Still, the jury was brought in and Doss, with two sheriff deputies sitting beside him, took the unusual step of asking himself a couple dozen questions he had written down and answering them as well, with frequent objections by Smith. Doss began by asking himself about his relationship with the 20-year-old former prostitute who testified against him. He claimed she lied about her true age of 14 or 15 when they first met.

He appeared to question her credibility by asking himself about another woman's allegations that he killed a pregnant woman, testifying that he was incarcerated when that shooting happened and could not have done it.

Before Smith could begin her cross examination, Doss tried to invoke his Fifh Amendment rights, but the judge explained that he had given up his right once he took the stand and questioned himself.

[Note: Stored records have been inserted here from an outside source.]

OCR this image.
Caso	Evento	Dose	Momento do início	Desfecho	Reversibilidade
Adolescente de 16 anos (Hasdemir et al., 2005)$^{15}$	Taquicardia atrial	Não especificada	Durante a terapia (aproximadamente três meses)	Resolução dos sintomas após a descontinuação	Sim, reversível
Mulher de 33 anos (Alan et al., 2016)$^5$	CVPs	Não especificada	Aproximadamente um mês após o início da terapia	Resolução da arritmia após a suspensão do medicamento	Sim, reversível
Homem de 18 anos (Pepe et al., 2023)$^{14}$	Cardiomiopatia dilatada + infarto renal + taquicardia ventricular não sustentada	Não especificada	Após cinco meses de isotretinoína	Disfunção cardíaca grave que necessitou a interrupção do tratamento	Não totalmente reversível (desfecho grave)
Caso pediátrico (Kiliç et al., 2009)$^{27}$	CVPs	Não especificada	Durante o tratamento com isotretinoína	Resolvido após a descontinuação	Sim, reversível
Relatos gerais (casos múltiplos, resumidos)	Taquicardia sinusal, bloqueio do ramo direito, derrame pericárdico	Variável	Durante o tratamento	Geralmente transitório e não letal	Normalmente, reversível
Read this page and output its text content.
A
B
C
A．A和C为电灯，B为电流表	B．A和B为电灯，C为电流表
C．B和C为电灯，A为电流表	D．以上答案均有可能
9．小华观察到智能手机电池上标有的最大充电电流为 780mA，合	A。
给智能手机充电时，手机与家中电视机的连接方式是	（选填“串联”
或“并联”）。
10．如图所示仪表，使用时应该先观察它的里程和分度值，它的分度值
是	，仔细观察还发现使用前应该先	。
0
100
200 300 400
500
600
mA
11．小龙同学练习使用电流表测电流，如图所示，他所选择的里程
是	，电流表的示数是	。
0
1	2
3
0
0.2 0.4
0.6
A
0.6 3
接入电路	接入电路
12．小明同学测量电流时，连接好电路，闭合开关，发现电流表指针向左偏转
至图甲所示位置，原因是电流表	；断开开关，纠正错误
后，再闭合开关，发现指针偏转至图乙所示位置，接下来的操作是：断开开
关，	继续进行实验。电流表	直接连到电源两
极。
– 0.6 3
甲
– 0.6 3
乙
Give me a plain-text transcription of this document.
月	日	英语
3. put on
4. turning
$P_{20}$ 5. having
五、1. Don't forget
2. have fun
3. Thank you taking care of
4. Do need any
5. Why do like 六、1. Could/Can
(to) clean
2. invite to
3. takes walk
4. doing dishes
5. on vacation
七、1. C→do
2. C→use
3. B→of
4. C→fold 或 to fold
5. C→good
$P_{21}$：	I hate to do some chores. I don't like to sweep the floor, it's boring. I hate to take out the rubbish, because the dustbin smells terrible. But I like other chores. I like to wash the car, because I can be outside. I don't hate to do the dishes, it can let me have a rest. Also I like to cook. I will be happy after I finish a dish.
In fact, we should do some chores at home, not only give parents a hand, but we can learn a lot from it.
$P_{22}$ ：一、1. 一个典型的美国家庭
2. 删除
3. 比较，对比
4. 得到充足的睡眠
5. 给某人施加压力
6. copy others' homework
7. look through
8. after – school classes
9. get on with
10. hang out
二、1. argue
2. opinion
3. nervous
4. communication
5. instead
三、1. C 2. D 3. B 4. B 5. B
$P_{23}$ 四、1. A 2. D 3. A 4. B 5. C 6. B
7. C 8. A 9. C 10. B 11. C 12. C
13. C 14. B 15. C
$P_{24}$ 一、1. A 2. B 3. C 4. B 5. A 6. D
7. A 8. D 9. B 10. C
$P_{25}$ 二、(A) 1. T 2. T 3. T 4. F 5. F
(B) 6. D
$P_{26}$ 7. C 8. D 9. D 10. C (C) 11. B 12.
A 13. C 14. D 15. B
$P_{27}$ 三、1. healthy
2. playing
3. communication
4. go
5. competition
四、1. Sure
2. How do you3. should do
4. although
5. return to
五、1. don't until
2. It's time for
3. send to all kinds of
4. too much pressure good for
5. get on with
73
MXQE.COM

Smith asked: "Mr. Doss, what's your definition of a lie?" Undeterred, Doss invoked the Fifth Amendment. She asked a few more questions with the same result before asking the jury to be removed.

With the jury out of the courtroom, the judge told Doss if he continued to not answer questions his earlier testimony would be stricken from the record.

"I have nothing to say to her," he told the judge.

Doss continued to invoke his Fifth Amendment rights until Smith asked him about the 2009 fatal Richmond shooting, saying he made incriminating statements to Death Row inmate Nathan Burris while in custody.,

"It wasn't me. It wasn't me," Doss said, before quickly invoking the Fifth again.

Smith requested the jury be brought back in, arguing he was not taking the Fifth on all questions. The judge agreed. However, Doss insisted he would not cooperate.

"I'm not fittin' to talk," Doss told the judge, adding if forced on the stand his "calm, clear, cool and respectful" manner would change. Doss' attorney argued any cross examination would serve no purpose other than serve as a "spectacle."

The day ended with the jury sent home and the attorneys will argue how to proceed with the complicated legal argument Tuesday morning.